I believe there was one clear winner in last week’s elections: Mississippi Gov. Haley Barbour.

As he winds down his final term as governor, I believe he may be the guy who steps in and fills the Republican leadership void in Washington. Again.

As the new head of the Republican Governors Association, Haley was pretty much in charge of the gubernatorial races in Virginia and New Jersey. The GOP swept the races, ending Democratic rule in both. Haley helped raise and direct spending of $13 million for the races, and the GOP won by shocking margins of 60 percent or better in both.

In the New York congressional race, where Republican stars such as Sarah Palin and Newt Gingrich and conservative talking heads such as Glenn Beck and Sean Hannity weighed in, they made a muddle. Voters backed a third-party conservative and handed Democrats a seat they haven’t held since 1872. The Republican National Committee didn’t even appear to be much of a player in any of these races. Some analysts have said this shows the GOP is still having its own civil war.

Barbour has reunited and revamped the national Republican Party before, as head of the RNC during the 1990s and as a founding father of “Big Tent” Republicanism, which drew independents and even conservative Democrats to the GOP.

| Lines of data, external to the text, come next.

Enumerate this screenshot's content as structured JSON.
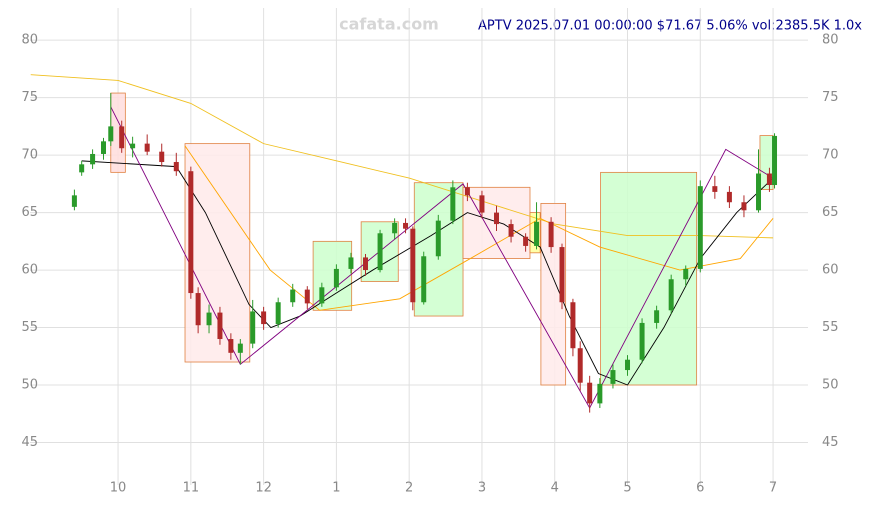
{
  "chart_data": {
    "type": "candlestick",
    "title": "APTV 2025.07.01 00:00:00 $71.67 5.06% vol:2385.5K 1.0x",
    "watermark": "cafata.com",
    "xlim": [
      -1.21,
      9.48
    ],
    "ylim": [
      41.3,
      82.8
    ],
    "xticks": [
      {
        "value": 0,
        "label": "10"
      },
      {
        "value": 1,
        "label": "11"
      },
      {
        "value": 2,
        "label": "12"
      },
      {
        "value": 3,
        "label": "1"
      },
      {
        "value": 4,
        "label": "2"
      },
      {
        "value": 5,
        "label": "3"
      },
      {
        "value": 6,
        "label": "4"
      },
      {
        "value": 7,
        "label": "5"
      },
      {
        "value": 8,
        "label": "6"
      },
      {
        "value": 9,
        "label": "7"
      }
    ],
    "yticks": [
      45,
      50,
      55,
      60,
      65,
      70,
      75,
      80
    ],
    "grid": true,
    "up_color": "#2a9a2a",
    "down_color": "#b02a2a",
    "candles": [
      [
        -0.6,
        65.5,
        67,
        65.2,
        66.5
      ],
      [
        -0.5,
        68.5,
        69.5,
        68.2,
        69.2
      ],
      [
        -0.35,
        69.2,
        70.5,
        68.8,
        70.1
      ],
      [
        -0.2,
        70.1,
        71.5,
        69.6,
        71.2
      ],
      [
        -0.1,
        71.2,
        75.4,
        70.8,
        72.5
      ],
      [
        0.05,
        72.5,
        73,
        70.2,
        70.6
      ],
      [
        0.2,
        70.6,
        71.6,
        69.8,
        71
      ],
      [
        0.4,
        71,
        71.8,
        70,
        70.3
      ],
      [
        0.6,
        70.3,
        71,
        69,
        69.4
      ],
      [
        0.8,
        69.4,
        70.2,
        68.2,
        68.6
      ],
      [
        1.0,
        68.6,
        69,
        57.5,
        58
      ],
      [
        1.1,
        58,
        58.5,
        54.5,
        55.2
      ],
      [
        1.25,
        55.2,
        57,
        54.5,
        56.3
      ],
      [
        1.4,
        56.3,
        56.8,
        53.5,
        54
      ],
      [
        1.55,
        54,
        54.5,
        52.2,
        52.8
      ],
      [
        1.68,
        52.8,
        54,
        51.8,
        53.6
      ],
      [
        1.85,
        53.6,
        57.4,
        53.2,
        56.4
      ],
      [
        2.0,
        56.4,
        56.8,
        54.8,
        55.3
      ],
      [
        2.2,
        55.3,
        57.6,
        55,
        57.2
      ],
      [
        2.4,
        57.2,
        58.8,
        56.8,
        58.3
      ],
      [
        2.6,
        58.3,
        58.6,
        56.6,
        57.1
      ],
      [
        2.8,
        57.1,
        58.9,
        56.8,
        58.5
      ],
      [
        3.0,
        58.5,
        60.5,
        58.2,
        60.1
      ],
      [
        3.2,
        60.1,
        61.5,
        59.7,
        61.1
      ],
      [
        3.4,
        61.1,
        61.4,
        59.5,
        60
      ],
      [
        3.6,
        60,
        63.5,
        59.8,
        63.2
      ],
      [
        3.8,
        63.2,
        64.5,
        62.7,
        64.1
      ],
      [
        3.95,
        64.1,
        64.5,
        63.2,
        63.6
      ],
      [
        4.05,
        63.6,
        63.8,
        56.5,
        57.2
      ],
      [
        4.2,
        57.2,
        61.6,
        57,
        61.2
      ],
      [
        4.4,
        61.2,
        64.8,
        60.9,
        64.3
      ],
      [
        4.6,
        64.3,
        67.8,
        64,
        67.2
      ],
      [
        4.8,
        67.2,
        67.6,
        66,
        66.5
      ],
      [
        5.0,
        66.5,
        66.9,
        64.5,
        65
      ],
      [
        5.2,
        65,
        65.6,
        63.4,
        64
      ],
      [
        5.4,
        64,
        64.4,
        62.4,
        62.9
      ],
      [
        5.6,
        62.9,
        63.2,
        61.6,
        62.1
      ],
      [
        5.75,
        62.1,
        65.9,
        61.8,
        64.2
      ],
      [
        5.95,
        64.2,
        64.6,
        61.5,
        62
      ],
      [
        6.1,
        62,
        62.3,
        56.6,
        57.2
      ],
      [
        6.25,
        57.2,
        57.5,
        52.5,
        53.2
      ],
      [
        6.35,
        53.2,
        53.8,
        49.5,
        50.2
      ],
      [
        6.48,
        50.2,
        50.8,
        47.6,
        48.4
      ],
      [
        6.62,
        48.4,
        50.6,
        48,
        50.1
      ],
      [
        6.8,
        50.1,
        51.8,
        49.7,
        51.3
      ],
      [
        7.0,
        51.3,
        52.6,
        50.8,
        52.2
      ],
      [
        7.2,
        52.2,
        55.8,
        51.9,
        55.4
      ],
      [
        7.4,
        55.4,
        56.9,
        54.9,
        56.5
      ],
      [
        7.6,
        56.5,
        59.6,
        56.2,
        59.2
      ],
      [
        7.8,
        59.2,
        60.4,
        58.6,
        60.1
      ],
      [
        8.0,
        60.1,
        67.8,
        59.8,
        67.3
      ],
      [
        8.2,
        67.3,
        68.2,
        66.2,
        66.8
      ],
      [
        8.4,
        66.8,
        67.3,
        65.4,
        65.9
      ],
      [
        8.6,
        65.9,
        66.5,
        64.6,
        65.2
      ],
      [
        8.8,
        65.2,
        70.5,
        65,
        68.4
      ],
      [
        8.95,
        68.4,
        68.9,
        66.8,
        67.4
      ],
      [
        9.02,
        67.4,
        71.9,
        67.1,
        71.67
      ]
    ],
    "boxes": [
      {
        "x": [
          -0.1,
          0.1
        ],
        "y": [
          68.5,
          75.4
        ],
        "color": "#ffdddd"
      },
      {
        "x": [
          0.92,
          1.81
        ],
        "y": [
          52,
          71
        ],
        "color": "#ffeaea"
      },
      {
        "x": [
          2.68,
          3.21
        ],
        "y": [
          56.5,
          62.5
        ],
        "color": "#ccffcc"
      },
      {
        "x": [
          3.34,
          3.85
        ],
        "y": [
          59,
          64.2
        ],
        "color": "#ccffcc"
      },
      {
        "x": [
          4.07,
          4.74
        ],
        "y": [
          56,
          67.6
        ],
        "color": "#ccffcc"
      },
      {
        "x": [
          4.74,
          5.66
        ],
        "y": [
          61,
          67.2
        ],
        "color": "#ffeaea"
      },
      {
        "x": [
          5.66,
          5.8
        ],
        "y": [
          61.5,
          65
        ],
        "color": "#ffff99"
      },
      {
        "x": [
          5.81,
          6.15
        ],
        "y": [
          50,
          65.8
        ],
        "color": "#ffeaea"
      },
      {
        "x": [
          6.63,
          7.95
        ],
        "y": [
          50,
          68.5
        ],
        "color": "#ccffcc"
      },
      {
        "x": [
          8.82,
          9.0
        ],
        "y": [
          67,
          71.7
        ],
        "color": "#ccffcc"
      }
    ],
    "lines": [
      {
        "color": "#f0c020",
        "x": [
          -1.2,
          0,
          1,
          2,
          3,
          4,
          5,
          6,
          7,
          8,
          9
        ],
        "values": [
          77,
          76.5,
          74.5,
          71,
          69.5,
          68,
          66,
          64,
          63,
          63,
          62.8
        ]
      },
      {
        "color": "#ffa500",
        "x": [
          0.92,
          2.09,
          2.77,
          3.87,
          4.84,
          5.8,
          6.62,
          7.72,
          8.55,
          9.0
        ],
        "values": [
          70.8,
          60,
          56.5,
          57.5,
          61,
          64.5,
          62,
          60,
          61,
          64.5
        ]
      },
      {
        "color": "#000000",
        "x": [
          -0.5,
          0.8,
          1.2,
          1.8,
          2.1,
          2.5,
          3,
          3.5,
          4.3,
          4.8,
          5.3,
          5.8,
          6.2,
          6.6,
          7.0,
          7.5,
          8,
          8.5,
          9
        ],
        "values": [
          69.5,
          69,
          65,
          57,
          55,
          56,
          58,
          60,
          63,
          65,
          64,
          62,
          56,
          51,
          50,
          55,
          61,
          65,
          68
        ]
      },
      {
        "color": "#800080",
        "x": [
          -0.1,
          1.68,
          4.74,
          6.48,
          8.35,
          9.0
        ],
        "values": [
          74.2,
          51.8,
          67.5,
          48,
          70.5,
          68
        ]
      }
    ]
  }
}
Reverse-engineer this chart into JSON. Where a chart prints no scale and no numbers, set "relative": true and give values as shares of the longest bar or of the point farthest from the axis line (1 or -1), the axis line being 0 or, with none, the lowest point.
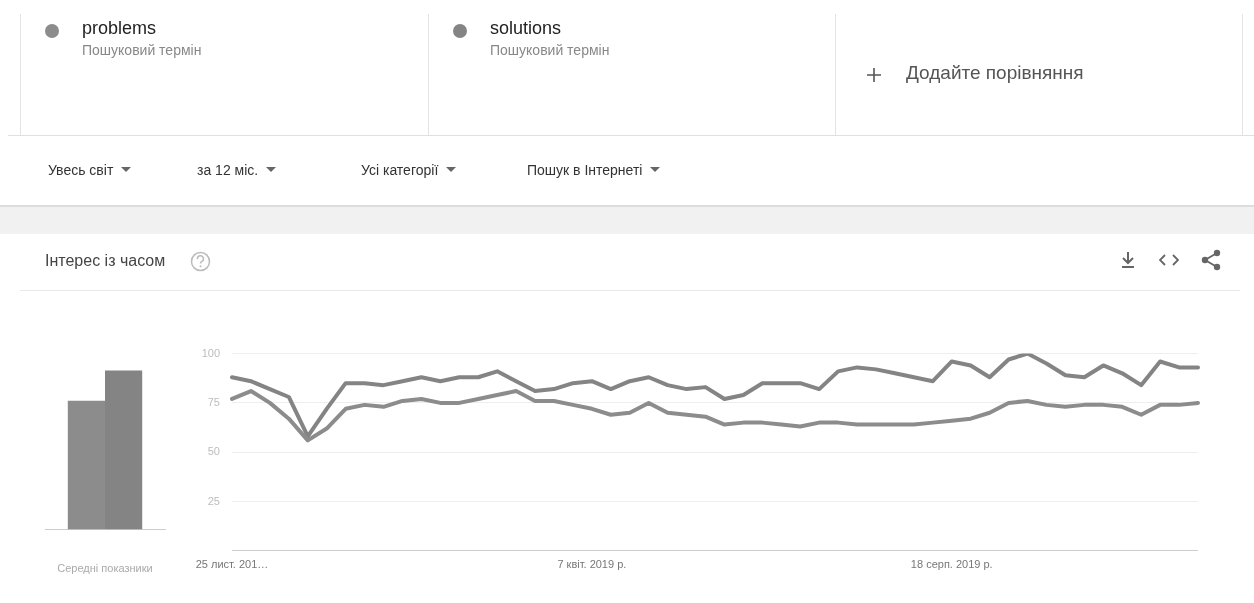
{
  "chart_data": [
    {
      "type": "bar",
      "title": "Інтерес із часом",
      "relative": true,
      "xlabel": "Середні показники",
      "categories": [
        null
      ],
      "series": [
        {
          "color": "#8c8c8c",
          "values": [
            0.81
          ]
        },
        {
          "color": "#848484",
          "values": [
            1
          ]
        }
      ]
    },
    {
      "type": "line",
      "legend": "top",
      "grid": "y",
      "ylim": [
        0,
        100
      ],
      "yticks": [
        {
          "value": 0,
          "label": null
        },
        25,
        50,
        75,
        100
      ],
      "categories": [
        "25 лист. 201…",
        null,
        null,
        null,
        null,
        null,
        null,
        null,
        null,
        null,
        null,
        null,
        null,
        null,
        null,
        null,
        null,
        null,
        null,
        "7 квіт. 2019 р.",
        null,
        null,
        null,
        null,
        null,
        null,
        null,
        null,
        null,
        null,
        null,
        null,
        null,
        null,
        null,
        null,
        null,
        null,
        "18 серп. 2019 р.",
        null,
        null,
        null,
        null,
        null,
        null,
        null,
        null,
        null,
        null,
        null,
        null,
        null
      ],
      "series": [
        {
          "name": "problems",
          "color": "#8c8c8c",
          "values": [
            77,
            81,
            75,
            67,
            56,
            62,
            72,
            74,
            73,
            76,
            77,
            75,
            75,
            77,
            79,
            81,
            76,
            76,
            74,
            72,
            69,
            70,
            75,
            70,
            69,
            68,
            64,
            65,
            65,
            64,
            63,
            65,
            65,
            64,
            64,
            64,
            64,
            65,
            66,
            67,
            70,
            75,
            76,
            74,
            73,
            74,
            74,
            73,
            69,
            74,
            74,
            75
          ]
        },
        {
          "name": "solutions",
          "color": "#848484",
          "values": [
            88,
            86,
            82,
            78,
            58,
            72,
            85,
            85,
            84,
            86,
            88,
            86,
            88,
            88,
            91,
            86,
            81,
            82,
            85,
            86,
            82,
            86,
            88,
            84,
            82,
            83,
            77,
            79,
            85,
            85,
            85,
            82,
            91,
            93,
            92,
            90,
            88,
            86,
            96,
            94,
            88,
            97,
            100,
            95,
            89,
            88,
            94,
            90,
            84,
            96,
            93,
            93
          ]
        }
      ],
      "annotations": [
        "Пошуковий термін",
        "Пошуковий термін",
        "Додайте порівняння",
        "Увесь світ",
        "за 12 міс.",
        "Усі категорії",
        "Пошук в Інтернеті"
      ]
    }
  ]
}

He’s likely to be the go-to guy next year, as all 435 House seats and 38 of 100 Senate seats are up for grabs in Washington.

And what about his own future political ambition?

Barbour has said that any Republican leader who’s looking beyond the 2010 races needs his or her head examined.

He’s sort of pooh-poohed the idea of running for president or vice president, which I have sort of reported in this column many times.

But if Barbour could step in and help fix a broken Republican Party for the second time in his career ... well, those notions might not be so far-fetched.

A statement by Barbour after last week’s GOP gubernatorial victories might, in a way, speak to this:

“When I was Republican Party chairman in the 1990s, it was the governors who led our party’s comeback, and I believe we jump-started that once again today,” Barbour said.

“Republican victories in the 1993 New Jersey and Virginia governors’ races were the springboard for the 1994 Republican revolution. (Last week’s) victories will have a similar impact. ... Republicans can win anywhere in 2010.”